12.1 Purpose of Performance Appraisals
Appraising performance is a key step in the performance management cycle and is an important tool used by high performing organizations in meeting performance expectations and setting performance goals. The annual performance appraisal is designed to serve as an assessment tool to formally appraise employees’ performance from the past performance year and to set clear and specific goals for the upcoming performance year.
Every supervisor should set clear expectations with their employees and honestly and constructively evaluate their employees’ performance on a regular basis. This evaluation should be based on specific, objective, job-related behaviors related to the County’s core competencies and behavioral anchors. The core competencies and behavioral anchors should be discussed with all employees as expectations are set and performance is regularly appraised.
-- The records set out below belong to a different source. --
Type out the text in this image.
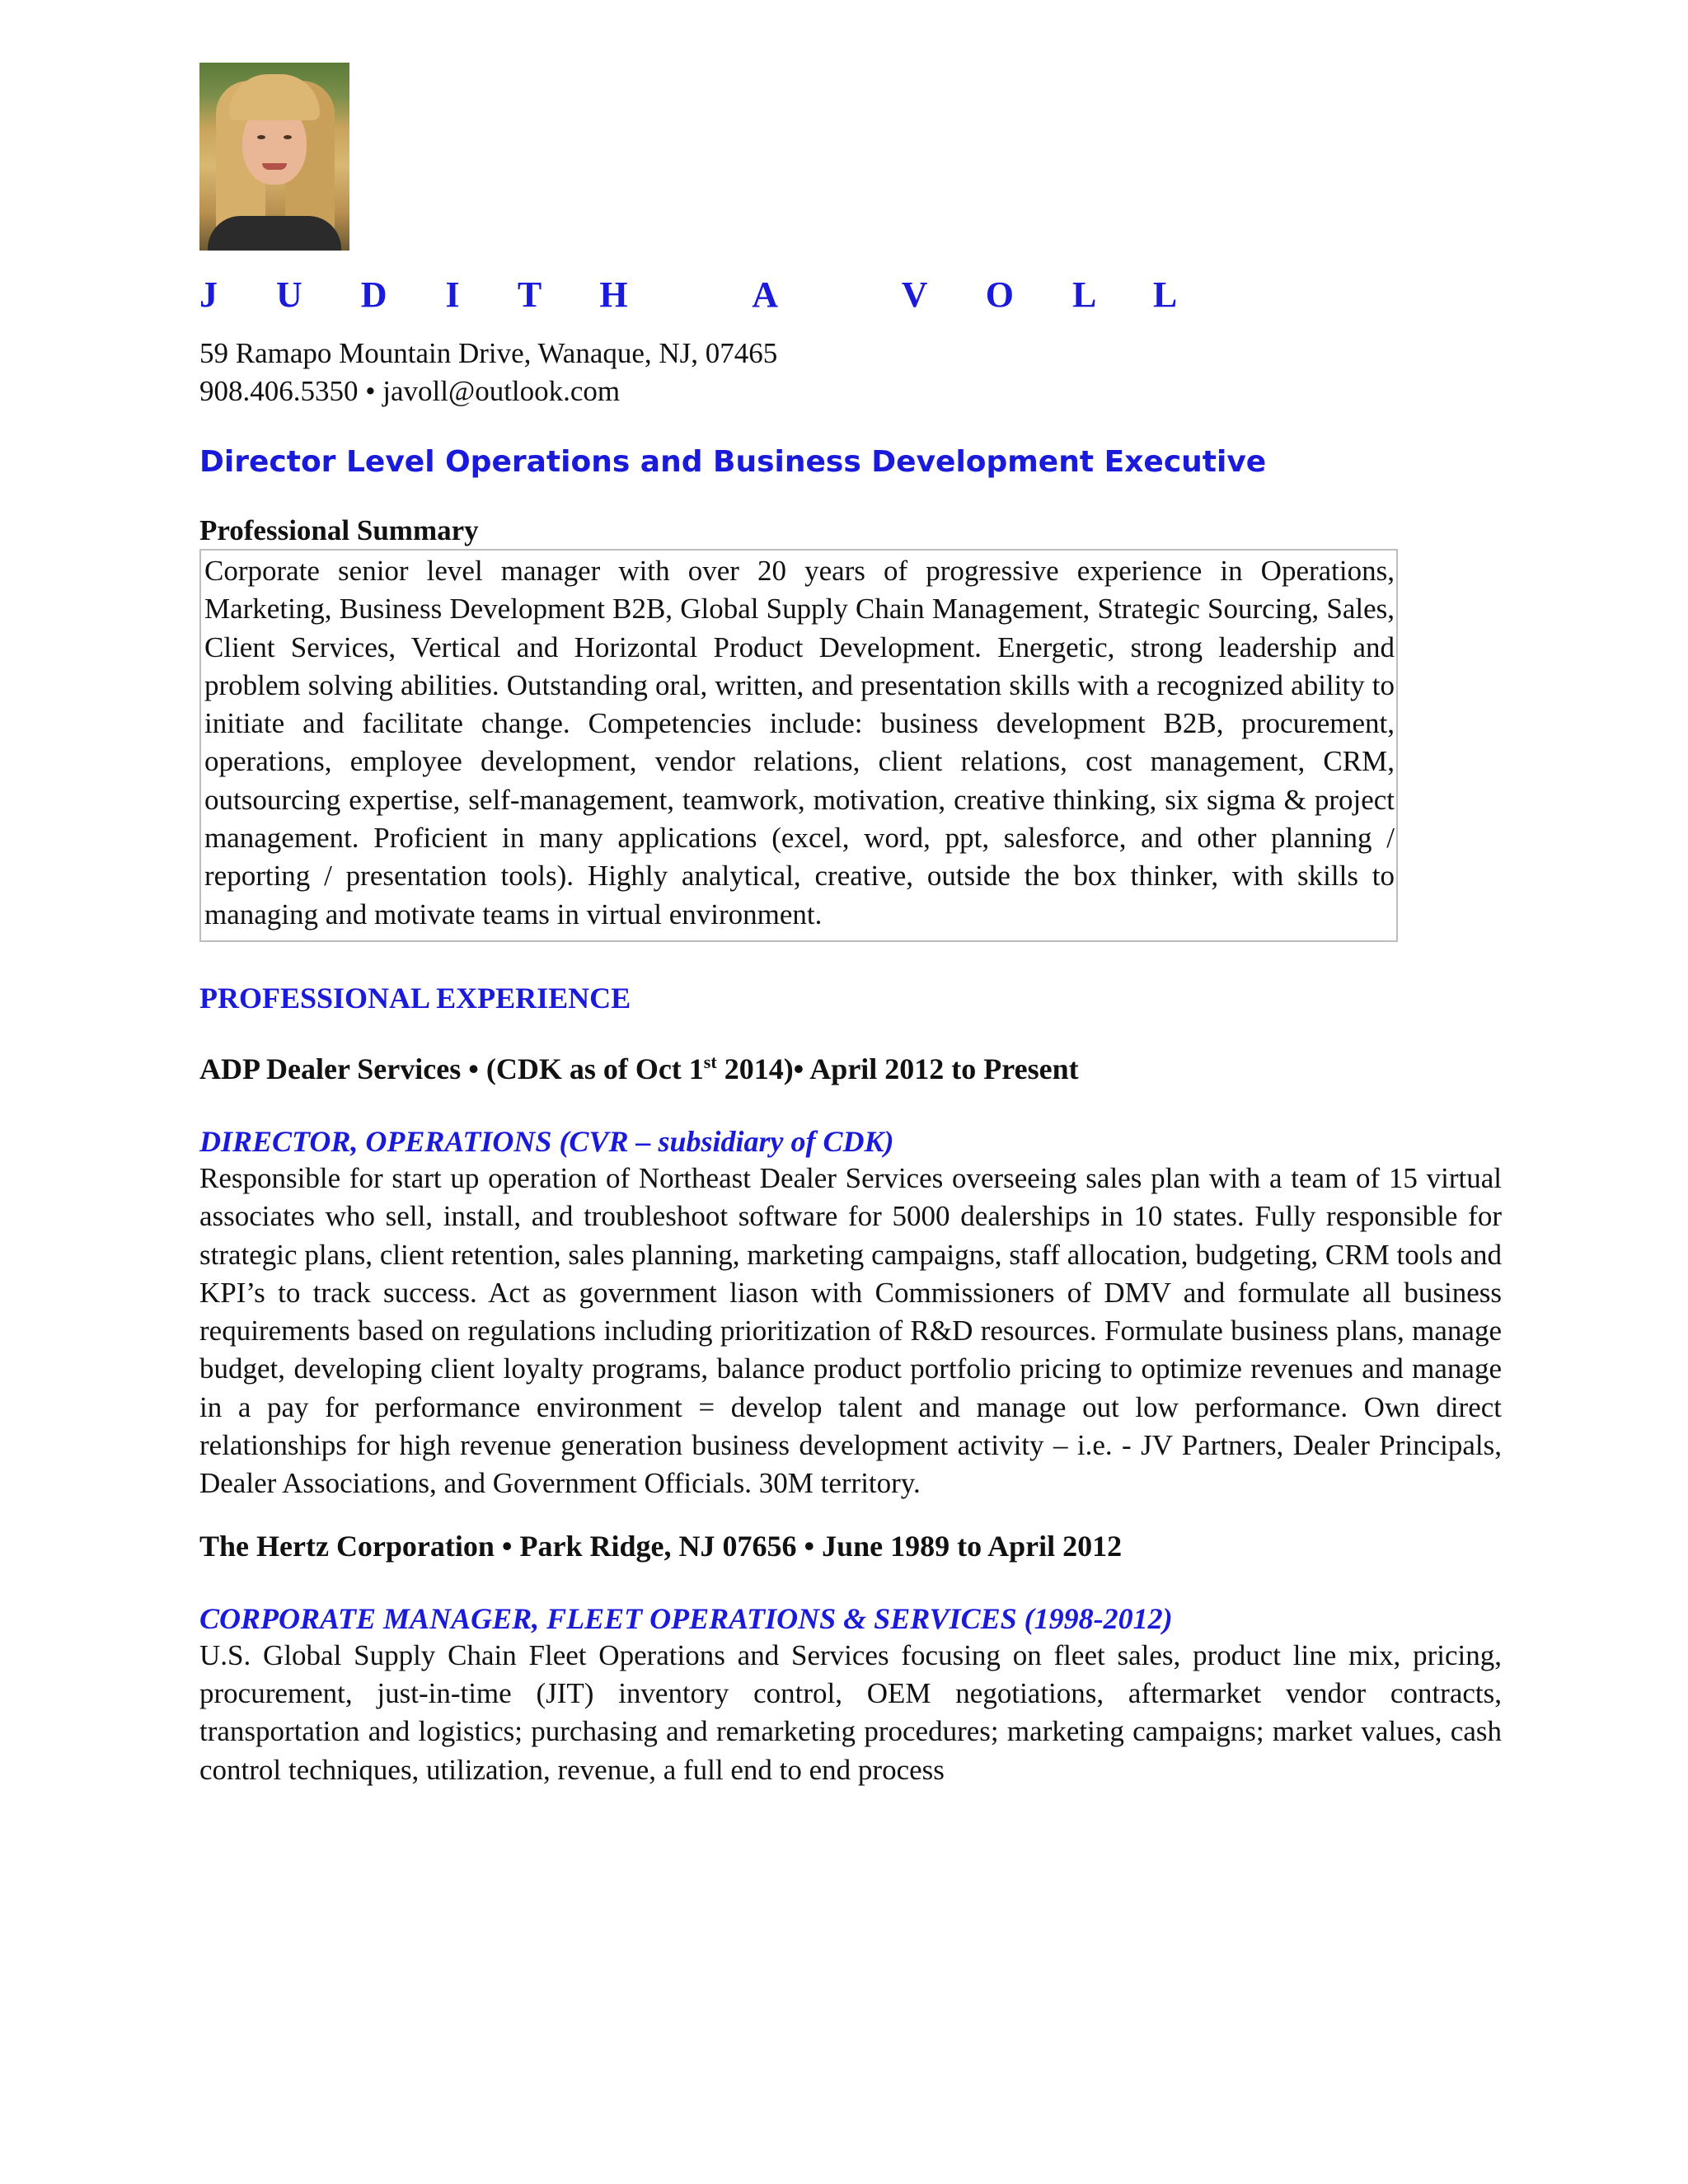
J U D I T H   A   V O L L
59 Ramapo Mountain Drive, Wanaque, NJ, 07465
908.406.5350 • javoll@outlook.com
Director Level Operations and Business Development Executive
Professional Summary
Corporate senior level manager with over 20 years of progressive experience in Operations, Marketing, Business Development B2B, Global Supply Chain Management, Strategic Sourcing, Sales, Client Services, Vertical and Horizontal Product Development. Energetic, strong leadership and problem solving abilities. Outstanding oral, written, and presentation skills with a recognized ability to initiate and facilitate change. Competencies include: business development B2B, procurement, operations, employee development, vendor relations, client relations, cost management, CRM, outsourcing expertise, self-management, teamwork, motivation, creative thinking, six sigma & project management. Proficient in many applications (excel, word, ppt, salesforce, and other planning / reporting / presentation tools). Highly analytical, creative, outside the box thinker, with skills to managing and motivate teams in virtual environment.
PROFESSIONAL EXPERIENCE
ADP Dealer Services • (CDK as of Oct 1st 2014)• April 2012 to Present
DIRECTOR, OPERATIONS (CVR – subsidiary of CDK)
Responsible for start up operation of Northeast Dealer Services overseeing sales plan with a team of 15 virtual associates who sell, install, and troubleshoot software for 5000 dealerships in 10 states. Fully responsible for strategic plans, client retention, sales planning, marketing campaigns, staff allocation, budgeting, CRM tools and KPI’s to track success. Act as government liason with Commissioners of DMV and formulate all business requirements based on regulations including prioritization of R&D resources. Formulate business plans, manage budget, developing client loyalty programs, balance product portfolio pricing to optimize revenues and manage in a pay for performance environment = develop talent and manage out low performance. Own direct relationships for high revenue generation business development activity – i.e. - JV Partners, Dealer Principals, Dealer Associations, and Government Officials. 30M territory.
The Hertz Corporation • Park Ridge, NJ 07656 • June 1989 to April 2012
CORPORATE MANAGER, FLEET OPERATIONS & SERVICES (1998-2012)
U.S. Global Supply Chain Fleet Operations and Services focusing on fleet sales, product line mix, pricing, procurement, just-in-time (JIT) inventory control, OEM negotiations, aftermarket vendor contracts, transportation and logistics; purchasing and remarketing procedures; marketing campaigns; market values, cash control techniques, utilization, revenue, a full end to end process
As part of the annual performance appraisal system, supervisors must formally document their performance evaluation for the performance period and discuss the evaluation with the employee. Agency heads shall be responsible for ensuring each employee in his agency is evaluated at least annually using the County’s performance appraisal system.
There are several types of formal appraisals in the performance appraisal system that should or can be used as needed, depending on various circumstances as noted below:
Annual— Formal evaluation of performance covering a defined period of time (usually approximately a year). This formal process is initiated and defined by the Department of Human Resources annually.
Extended—When there are significant performance issues, used to lengthen an evaluation period until a later date.
Interim— Can be used at any point during an evaluation period to formalize the appraisal of performance.
Probationary—Used to appraise performance during the probationary period for a new hire in any position.
All employees are evaluated on the County’s core competencies. The core competencies and behavioral anchors associated with each of the competencies for both employees and supervisors are readily accessible to all employees on the Department of Human Resources’ Competencies Web page.
The County Manager, in his sole discretion determines eligibility for pay increases. In most cases, employees must receive an acceptable or better rating on their annual performance appraisal to be eligible for an increase in pay. Employees hired after April 30 may not be eligible for a pay increase in the next fiscal year.
The formal appraisal is complete only when 1) the supervisory chain of command (as defined by the Department of Human Resources in the initiation of the formal annual process) has approved it, and 2) the employee has reviewed the appraisal, had the opportunity to make any comments about the appraisal, and has had a face-to-face meeting with their supervisor regarding the appraisal. The employee’s completion of the electronic performance appraisal process indicates that the employee has read and discussed the appraisal and had the opportunity to comment. The employee does not need to agree with the appraisal, however the employee does need to complete the process electronically. Employees may include comments within the appraisal itself or in a memorandum attached to the appraisal.
If an employee is having performance problems, the supervisor/manager should alert him of such difficulties and discuss ways for improvement. This counseling/coaching is not considered disciplinary, but merely is a means to advise an employee of a performance problem so that it may be corrected.
If an employee receives a “2-Needs Improvement” or a “1-Unacceptable” rating on any performance appraisal, it shall be accompanied by an action plan. The employee’s immediate supervisor will collaborate with the Employee Relations Division of the Department of Human Resources in developing the action plan. The performance appraisal may also be extended with the expectation that acceptable or better performance will be realized.
Probationary Employees: All new employees serving a probationary period are considered to be in a learning capacity. During the probationary period, supervisors/managers should take special notice of progress made in learning duties and responsibilities of the position. Interim evaluations may be used. The probationary evaluation of the employee should be completed thirty days prior to the end of the probationary period.
An employee may be discharged at any time, with or without cause, during the probationary period. Prior to dismissing a probationary employee, the agency head shall discuss with the Director of Human Resources or his designee the proposed dismissal and the reason for the proposed dismissal.
If the employee’s performance during the probationary period is less than acceptable, the probationary period may be extended by the agency head, with the approval of the Director of Human Resources. Such an extension is typically granted only when there is a reasonable expectation that the additional period will result in acceptable or better performance. Request for an extension of the probationary period should be done in writing and should occur at least 30 days prior to the end of the original probationary period.
Non‐Probationary Employees: Even with the required acceptable probationary period behind them, some employees will occasionally fail to meet or sustain acceptable standards of performance and behavior. Protracted less than acceptable performance may be cause for dismissal. If the supervisor determines, with the agency head’s support, that the employee is not performing at an acceptable or better level or not making sufficient progress on an action plan, the employee may be dismissed. Prior to dismissing an employee, the agency head will discuss with the Director of Human Resources the proposed dismissal and the reason for the proposed dismissal.